It looks like the confusion was caused by bad website design, having a button "show/hide inversions" which shows inversions AND VOICINGS which is a separate concept. But I'll add this anyway, maybe it helps someone. If it doesn't help, feel free to ignore and/or downvote.
The best way to learn a culture and its language is to get involved in the culture, interact with people and do things that people do in that culture. You don't really learn to operate in a culture by implementing descriptions of it in a computer program. Writing music programs will, I hope, lead to discovering different musical practices and incompatibilities between theories and practices. But that's only my opinion.
That being cleared, some more points:
- Chord symbols have evolved primarily to serve as instructions for accompanists in popular music. Short descriptions of the essential harmonic changes in a song arrangement, written for a guitarist, pianist, bass player to play, to improvise accompaniment. The purpose of this is commercial, industrial, hands-on practical, to get things done efficiently with minimal effort.
- There is some kind of a theoretical model behind chord symbol notation: tertian harmony where harmonic ideas can be expressed as stacks of thirds. If something cannot be expressed as a stack of thirds, then it's kind of a non-chord from that perspective. But that's an approximation with limited usefulness in practice. There are many harmonic constructs and aspects that are used in practice, but which don't fit the stack-of-thirds model and either have to be kludged-around or simply cannot be expressed at all. Exceptions have been made to serve practical needs. For example the "6" chord, which according to the pure tertian model is an inversion of a minor seventh chord. Or the "5" chord which means a power chord. These haven't been decided and approved in any standards committee, people just start calling something by some name and sometimes the practice catches on.
- A theoretical "11" chord, if we just systematically follow the idea of adding more thirds to the stack, should contain six different notes, a stack of five thirds. It's a word that can be constructed with the syntactic rules of the theoretical chord symbol language, like you could synthetically construct words like "undescribabilitificationness". Is that syntactically valid? Even if it is, I don't know what it would mean in practice, and nobody uses that word.
- In practice, the "11" chord type has been used to describe a kind of a sus chord, one that doesn't have a third. Why? Maybe just because this chord naming language was the only one that was available. It was a name that was possible to say in that language, so someone thought, it's a word that's free to be used for something so I'll start using it for this chord that I actually use, and no musician in their right mind will try to play a third in there because it would be nonsensical. And now in theory books, there have to be hand-waving explanations that "the third is usually omitted." But isn't that equally ridiculous as explaining that "in practice, there is usually no ham in a hamburger, even though the word ham can be found in the beginning of the word hamburger?" The truth is that you cannot systematically deduce the word's real-world meaning without knowing the culture.
Then the questions
How do I label the chord for the bottom image?
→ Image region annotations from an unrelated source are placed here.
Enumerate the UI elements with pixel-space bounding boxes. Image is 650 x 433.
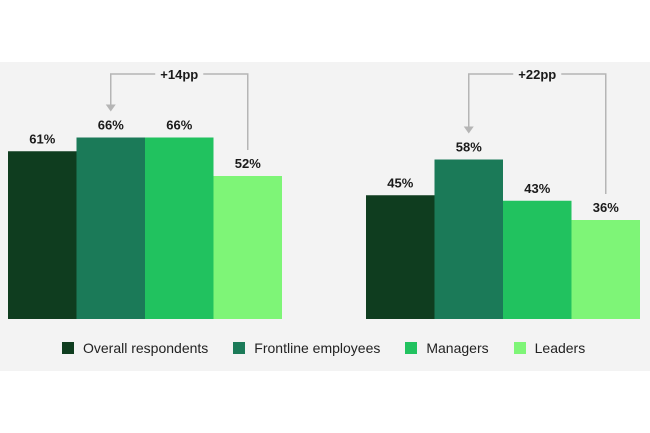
- annotation-arrowhead-group1: [105, 104, 116, 112]
- bar-group1-leaders: [213, 176, 282, 319]
- value-label-group1-frontline: 66%: [98, 118, 124, 133]
- value-label-group1-managers: 66%: [166, 118, 192, 133]
- bar-group1-managers: [145, 137, 214, 319]
- bar-group2-leaders: [571, 220, 640, 319]
- legend-item-overall: Overall respondents: [62, 340, 208, 356]
- legend: Overall respondents Frontline employees …: [62, 338, 585, 358]
- value-label-group2-overall: 45%: [387, 175, 413, 190]
- value-label-group2-managers: 43%: [524, 181, 550, 196]
- bar-group2-managers: [503, 200, 572, 319]
- legend-swatch-frontline: [233, 342, 246, 354]
- legend-label-overall: Overall respondents: [83, 340, 209, 356]
- value-label-group1-overall: 61%: [29, 131, 55, 146]
- bar-group2-overall: [366, 195, 435, 319]
- legend-item-managers: Managers: [405, 340, 489, 356]
- legend-item-frontline: Frontline employees: [233, 340, 380, 356]
- legend-swatch-leaders: [513, 342, 526, 354]
- bar-group2-frontline: [434, 159, 503, 319]
- legend-swatch-managers: [405, 342, 418, 354]
- annotation-label-bg-group2: [513, 66, 562, 82]
- bar-group1-frontline: [76, 137, 145, 319]
- annotation-arrowhead-group2: [463, 126, 474, 134]
- legend-label-frontline: Frontline employees: [254, 340, 381, 356]
- legend-swatch-overall: [62, 342, 74, 354]
- annotation-label-group2: +22pp: [518, 67, 556, 82]
- legend-label-leaders: Leaders: [534, 340, 586, 356]
- annotation-label-bg-group1: [155, 66, 204, 82]
- legend-item-leaders: Leaders: [513, 340, 586, 356]
- value-label-group2-leaders: 36%: [593, 200, 619, 215]
- value-label-group1-leaders: 52%: [235, 156, 261, 171]
- legend-label-managers: Managers: [426, 340, 489, 356]
- bar-group1-overall: [8, 151, 77, 319]
- annotation-label-group1: +14pp: [160, 67, 198, 82]
- value-label-group2-frontline: 58%: [456, 140, 482, 155]
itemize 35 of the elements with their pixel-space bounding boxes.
Depending on what you want to achieve and who the players are for who you're writing this notation, you could use at least the following labels in a song chart:
- A11 (rely on your players knowing about musical practice)
- G6/A (gets all the notes right, but if a guitarist plays a full barre chord, the low G will clash with a bass player and sound muddy)
- G/A (gets the sound mostly right, and not too confusing, but the same problem with beginner guitarists clashing with bass)
- A7 sus4 add9 (clunky but if you want all the same notes without a slash)
- A7 sus4 (might be doable for many beginners, only the 9th is missing and no wrong notes added, and no bass clash)
- Asus (even more doable for beginners, gets the "sus" thing right, and no wrong notes)
I slightly question the idea of playing thick piano chords like this on one hand, if played with the exact voicing shown in the picture. Depending on the octave it may sound muddy.
If playing, say, an arranger/accompaniment keyboard with left-hand chords, the keyboard may not correctly identify the A-B-D-E-G chord shown in the picture and it may be necessary to leave out the B, and then Asus4 or A7sus4 would work better.
Is it, or is it not an inversion?
It's not an inversion. Except if you insist on seeing it as G69/A, then it would be an inversion.
Furthermore, if taken according to a pure theoretical definition, it cannot be said to be an inversion of ANY stack of thirds at all.
I entered the notes into the Python program here: Formal definition of an inverted chord
and thus printed the computer:
['A', 'B', 'D', 'E', 'G'] cannot be said to be an inversion of any canonical stack of thirds.